Labeler

Labeler is a component in Finetuner. It contains a backend and a frontend UI. Given unlabeled data and an embedding model or general model, Labeler asks human for labeling data, trains model, conducts active learning and then asks better question for labeling.

Algorithms such as few-shot learning, negative sampling, active learning are implemented in the Labeler.

Labeler can also be used together with Tailor.

fit method

Use without Tailor

../../_images/labeler-case1.svg
import finetuner

finetuner.fit(
    embed_model,
    train_data=unlabeled_data,
    interactive=True
)

Use with Tailor

../../_images/labeler-case2.svg
import finetuner

finetuner.fit(
    general_model,
    train_data=labeled_data,
    interactive=True,
    to_embedding_model=True,
    output_dim=100
)

Run Labeler interactively

Once you run the code above, you may get the following output in the console:

      [email protected][W]: Using Thread as runtime backend is not recommended for production purposes. It is just supposed to be used for easier debugging. Besides the performance considerations, it isspecially dangerous to mix `Executors` running in different types of `RuntimeBackends`.
      [email protected][W]: Using Thread as runtime backend is not recommended for production purposes. It is just supposed to be used for easier debugging. Besides the performance considerations, it isspecially dangerous to mix `Executors` running in different types of `RuntimeBackends`.
        [email protected][W]: Using Thread as runtime backend is not recommended for production purposes. It is just supposed to be used for easier debugging. Besides the performance considerations, it isspecially dangerous to mix `Executors` running in different types of `RuntimeBackends`.
        [email protected][W]: The runtime HTTPRuntime will not be able to handle termination signals.  RuntimeError('set_wakeup_fd only works in main thread')
           [email protected][I]:🎉 Flow is ready to use!
	🔗 Protocol: 		HTTP
	🏠 Local access:	0.0.0.0:61130
	🔒 Private network:	172.18.1.109:61130
	🌐 Public address:	94.135.231.132:61130
	💬 Swagger UI:		http://localhost:61130/docs
	📚 Redoc:		http://localhost:61130/redoc
UserWarning: ignored unknown argument: ['thread']. (raised from /Users/hanxiao/Documents/jina/jina/helper.py:685)
⠴ Working... ━╸━━━━━━━━━━━━━━━━━━━━━━━━━━━━━━━━━━━━━━━ 0:00:00 estimating...            [email protected][I]:Finetuner is available at http://localhost:61130/finetuner

All UserWarnings can be ignored. After a few seconds, your browser will open the Labeler UI. If not (depending on your operating system/browser setup), you can find the URL in the terminal and then open it manually. For example,

[email protected][I]:Finetuner is available at http://localhost:61130/finetuner

Tip

While the frontend may already show examples to label, you may observe a progress bar on the backend that keeps showing Working.... This is because it is still loading your complete input data into the Labeler. The Labeler is designed in an “async” way so that you can directly start labeling without waiting for all data to load.

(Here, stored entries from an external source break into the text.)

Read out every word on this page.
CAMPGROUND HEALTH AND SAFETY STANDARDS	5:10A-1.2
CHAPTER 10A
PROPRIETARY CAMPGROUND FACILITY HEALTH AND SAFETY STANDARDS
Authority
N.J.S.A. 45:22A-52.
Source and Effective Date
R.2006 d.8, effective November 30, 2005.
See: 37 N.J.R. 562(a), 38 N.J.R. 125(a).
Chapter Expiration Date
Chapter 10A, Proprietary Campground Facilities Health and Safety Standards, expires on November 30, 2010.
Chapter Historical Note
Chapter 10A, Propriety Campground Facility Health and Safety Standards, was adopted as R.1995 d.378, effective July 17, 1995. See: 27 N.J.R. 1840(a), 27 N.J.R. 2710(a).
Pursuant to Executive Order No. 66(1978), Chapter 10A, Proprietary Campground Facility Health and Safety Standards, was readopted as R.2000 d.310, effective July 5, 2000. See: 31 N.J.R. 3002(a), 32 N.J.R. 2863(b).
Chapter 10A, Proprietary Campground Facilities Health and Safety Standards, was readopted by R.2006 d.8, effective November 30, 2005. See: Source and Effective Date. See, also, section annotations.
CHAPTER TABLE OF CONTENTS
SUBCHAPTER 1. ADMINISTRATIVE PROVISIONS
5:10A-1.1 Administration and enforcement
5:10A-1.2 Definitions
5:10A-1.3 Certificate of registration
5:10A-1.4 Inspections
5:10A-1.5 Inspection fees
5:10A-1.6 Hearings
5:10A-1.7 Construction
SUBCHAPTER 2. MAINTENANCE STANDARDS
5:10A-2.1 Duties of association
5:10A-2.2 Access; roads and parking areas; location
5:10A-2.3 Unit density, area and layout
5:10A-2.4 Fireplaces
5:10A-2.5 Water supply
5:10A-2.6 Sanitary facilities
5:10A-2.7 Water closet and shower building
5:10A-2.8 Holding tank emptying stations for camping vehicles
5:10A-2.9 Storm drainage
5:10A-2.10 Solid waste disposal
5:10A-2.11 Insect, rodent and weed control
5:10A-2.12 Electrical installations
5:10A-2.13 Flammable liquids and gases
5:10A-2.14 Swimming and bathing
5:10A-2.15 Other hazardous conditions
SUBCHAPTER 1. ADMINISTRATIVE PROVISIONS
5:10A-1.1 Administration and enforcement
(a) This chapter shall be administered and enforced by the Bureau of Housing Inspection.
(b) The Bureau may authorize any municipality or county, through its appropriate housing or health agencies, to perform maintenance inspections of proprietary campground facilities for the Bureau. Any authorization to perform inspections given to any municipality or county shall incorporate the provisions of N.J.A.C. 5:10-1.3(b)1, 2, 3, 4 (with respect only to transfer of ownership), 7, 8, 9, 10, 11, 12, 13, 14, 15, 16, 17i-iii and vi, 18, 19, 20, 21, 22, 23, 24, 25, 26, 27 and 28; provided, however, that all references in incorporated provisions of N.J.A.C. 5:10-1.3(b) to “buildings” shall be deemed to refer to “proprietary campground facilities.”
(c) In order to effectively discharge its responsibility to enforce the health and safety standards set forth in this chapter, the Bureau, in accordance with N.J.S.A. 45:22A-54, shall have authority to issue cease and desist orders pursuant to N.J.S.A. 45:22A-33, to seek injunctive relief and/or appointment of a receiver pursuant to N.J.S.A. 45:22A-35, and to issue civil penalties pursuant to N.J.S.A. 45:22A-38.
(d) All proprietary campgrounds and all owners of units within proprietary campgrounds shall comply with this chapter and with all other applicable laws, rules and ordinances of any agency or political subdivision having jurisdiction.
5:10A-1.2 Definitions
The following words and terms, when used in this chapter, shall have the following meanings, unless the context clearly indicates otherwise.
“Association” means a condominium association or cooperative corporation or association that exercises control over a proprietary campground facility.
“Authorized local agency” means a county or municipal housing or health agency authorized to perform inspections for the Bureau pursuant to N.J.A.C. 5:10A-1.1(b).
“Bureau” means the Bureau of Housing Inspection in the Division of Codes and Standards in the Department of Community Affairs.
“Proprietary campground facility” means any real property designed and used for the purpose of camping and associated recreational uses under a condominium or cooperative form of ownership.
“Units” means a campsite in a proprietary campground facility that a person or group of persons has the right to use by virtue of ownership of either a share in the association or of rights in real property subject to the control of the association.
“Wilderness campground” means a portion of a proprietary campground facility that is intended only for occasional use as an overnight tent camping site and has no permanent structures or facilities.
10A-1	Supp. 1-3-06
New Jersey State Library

If everything is successful, you should observe the following UI:

../../_images/labeler-img.png
../../_images/labeler-text.png

User interface

The user interface of the Labeler is divided into two parts: the control panel on the left and question panel on the right.

Control panel

Control panel is on the left side of the UI. It collects some configs of the frontend and backend to adjust your labeling experience.

View

The view section collects the configs determining how frontend renders the question panel.

  • Field: represents the field of Document your question data come from.

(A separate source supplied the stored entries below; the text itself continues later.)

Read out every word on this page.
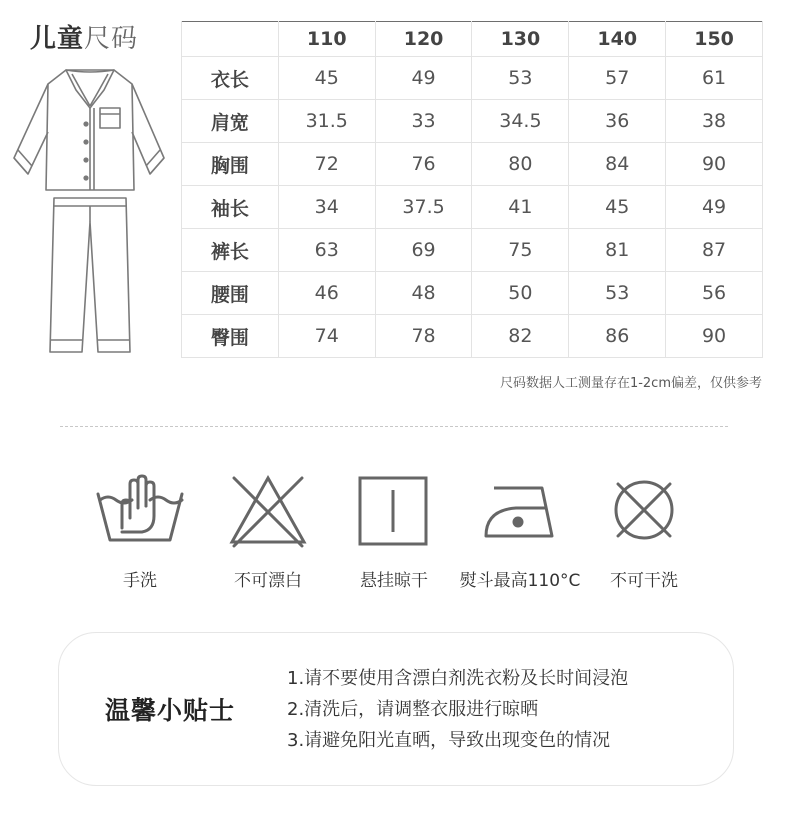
儿童尺码
		110	120	130	140	150
衣长	45	49	53	57	61
肩宽	31.5	33	34.5	36	38
胸围	72	76	80	84	90
袖长	34	37.5	41	45	49
裤长	63	69	75	81	87
腰围	46	48	50	53	56
臀围	74	78	82	86	90
尺码数据人工测量存在1-2cm偏差，仅供参考
手洗	不可漂白	悬挂晾干	熨斗最高110°C	不可干洗
温馨小贴士
1.请不要使用含漂白剂洗衣粉及长时间浸泡
2.清洗后，请调整衣服进行晾晒
3.请避免阳光直晒，导致出现变色的情况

    • Tags Key: when you select Field as .tags, this textbox will show up, asking you to further specify which .tags key your question data comes from.

  • Content Type: you need to select the right content type to have the correct rendering on the the question data.

  • Questions/session: The maximum number of labeling examples on the frontend.

  • TopK/Question: The maximum number of results for each example on the frontend.

  • Start question: The starting index of the question

  • Keep same question: If set, then Start question and Questions/session are locked. You will always get the same questions for labeling.

Tip

If your question panel looks like the image below, this means rendering is not setup correctly. You need to change Field, Content Type and Tags Key to correct the render setup.

../../_images/bad-config.png

Tip

You can use Keep same question to debug your model: by fixing the query and observing how the model behaves after learning from your new labels.

Progress

Progress section collects the statistics of the labeling procedure so far.

  • This session: the number of to-be-labeled examples in this session.

  • Done: the number of labeled examples.

  • Positve: the number of labeled positive instances.

  • Negative: the number of labeled negative instances.

  • Ignore: the number of ignored instances.

  • Saved: how many times the model has been saved.

Below the stats there is a progress bar, indicating the ratio of positive, negative and ignored instances so far.

Click Save Model button to tell the backend to store the model weights at any time.

Advanced

In the advanced section, you can find some configs that affect the training procedure of the Tuner. Specifically:

  • Positive Label: the value of the label when an instance is considered as positively related to the question.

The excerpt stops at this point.